Wreck-It Ralph is a charming, heartfelt, very-nearly-but-not-quite classic
‘Wreck-It Ralph’ contains a sense of both pathos and joy, with enough old school video game shout-outs for the older watcher.
What do you do when all you have is your job? If it’s fulfilling and meaningful, you’ve got that much to keep yourself pushing on. But what if your job just … stinks?
Wreck-It Ralph begins with almost instant parallels to Toy Story, with its mixture of a real world arcade and how the video game characters interact with it. But soon enough, we see this is only part of the story, and not the important part. Ralph (John C. Reilly) is the villain of a classic 80’s arcade game that’s still somewhat popular in the modern age (similar to Donkey Kong or Pac-Man), the titular wrecker of buildings before the hero Fix-It Felix Jr. (Jack McBrayer of 30 Rock) fixes it all with his magic hammer. But after 30 years of the same old, same old, Ralph longs for something more — acceptance and an end to his loneliness and isolation. Strong stuff already. The previews have already shown the fantastic “Villains Anonymous” scene where Ralph opens up with all the classic video game villains, although I wouldn’t call Street Fighter II’s Russian wrestler Zangief a villain.
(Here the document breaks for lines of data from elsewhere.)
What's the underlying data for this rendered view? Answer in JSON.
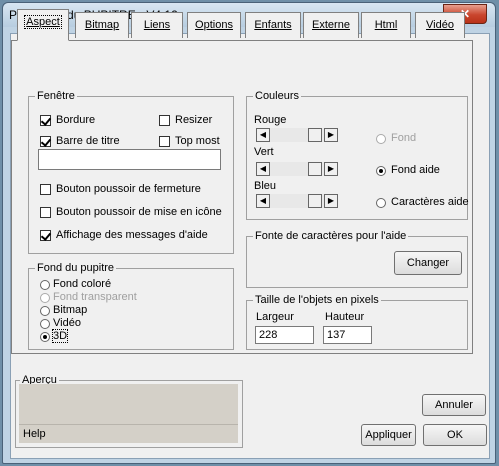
{
  "window": {
    "title": "Propriétés du PUPITRE - V4.12",
    "close_glyph": "✕"
  },
  "tabs": [
    {
      "label": "Aspect",
      "active": true
    },
    {
      "label": "Bitmap"
    },
    {
      "label": "Liens"
    },
    {
      "label": "Options"
    },
    {
      "label": "Enfants"
    },
    {
      "label": "Externe"
    },
    {
      "label": "Html"
    },
    {
      "label": "Vidéo"
    }
  ],
  "fenetre": {
    "label": "Fenêtre",
    "bordure": {
      "label": "Bordure",
      "checked": true
    },
    "resizer": {
      "label": "Resizer",
      "checked": false
    },
    "barre_titre": {
      "label": "Barre de titre",
      "checked": true
    },
    "top_most": {
      "label": "Top most",
      "checked": false
    },
    "title_value": "",
    "bouton_fermeture": {
      "label": "Bouton poussoir de fermeture",
      "checked": false
    },
    "bouton_icone": {
      "label": "Bouton poussoir de mise en icône",
      "checked": false
    },
    "affichage_aide": {
      "label": "Affichage des messages d'aide",
      "checked": true
    }
  },
  "fond": {
    "label": "Fond du pupitre",
    "options": [
      {
        "label": "Fond coloré",
        "enabled": true,
        "selected": false
      },
      {
        "label": "Fond transparent",
        "enabled": false,
        "selected": false
      },
      {
        "label": "Bitmap",
        "enabled": true,
        "selected": false
      },
      {
        "label": "Vidéo",
        "enabled": true,
        "selected": false
      },
      {
        "label": "3D",
        "enabled": true,
        "selected": true
      }
    ]
  },
  "couleurs": {
    "label": "Couleurs",
    "rouge": "Rouge",
    "vert": "Vert",
    "bleu": "Bleu",
    "fond": {
      "label": "Fond",
      "enabled": false,
      "selected": false
    },
    "fond_aide": {
      "label": "Fond aide",
      "enabled": true,
      "selected": true
    },
    "caracteres_aide": {
      "label": "Caractères aide",
      "enabled": true,
      "selected": false
    }
  },
  "police": {
    "label": "Fonte de caractères pour l'aide",
    "button": "Changer"
  },
  "taille": {
    "label": "Taille de l'objets en pixels",
    "largeur_label": "Largeur",
    "hauteur_label": "Hauteur",
    "largeur": "228",
    "hauteur": "137"
  },
  "apercu": {
    "label": "Aperçu",
    "help": "Help"
  },
  "buttons": {
    "annuler": "Annuler",
    "appliquer": "Appliquer",
    "ok": "OK"
  }
}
The movie starts strong, almost shockingly so, even more if you (like I did) actually played some of those classic games as a kid. Can’t help but smile at it. The rest of the movie, while still a lot of fun, doesn’t quite live up to its initial potential. It wavers a bit quickly, when Ralph gets into his head that he needs to get a medal like Felix gets after each winning game — after that, everyone will love Ralph. From then, it’s an escape into the fabulous Game Central (an analog for a surge protector connecting each arcade game), filled with dozens of video game cameos, some visible for only a second — keep an eye out for Q*Bert! Ralph ends up in a first person shooter amalgam called Hero’s Duty (based on such games as Call of Duty and Halo) where he runs into hard as nails Sgt. Calhoun (a very good Jane Lynch, although … well I’ll get to that). Through a few more plot machinations that I won’t spoil, Ralph ends up in a cutesy Japanese-inspired racing game meeting another outcast, Vannellope (Sarah Silverman). Vannellope desperately wants to race, but isn’t being allowed by King Candy (an utterly spectacular and unrecognizable Alan Tudyk, channeling Ed Wynn).
Without spoiling the plot, it’s hard to get into the specifics of where the movie does and doesn’t work, but essentially it contains three plots. The main one, the story of Ralph and Vannellope, is the strongest and most meaningful, building up a relationship quickly between two different but similar characters. The next plot is about the possible invasion of the cutesy game by the violent one, which could lead to the game being unplugged — it sort of drives the story, especially the third act. But it’s really more of a straightforward action movie, with some clever bits. The other subplot is the romantic one, which I won’t even explain, because it went on too long and I don’t want to give it away. Some people might still like it, after all. But Sgt. Calhoun’s character ends up being the least interesting of the bunch.
The movie is preceded by the interesting animated short Paperman that blends 2D animation with 3D elements in a lovely, wordless love story. It’s a nice way to get started, although the 3D in Wreck-It Ralph is purely serviceable, not required.
The movie is a lot of fun, and even a bit meaningful at times (some actual moral ambiguity at first) before it becomes just a decent Disney movie. So you don’t need to be a video game fan to enjoy this movie, but it certainly helps.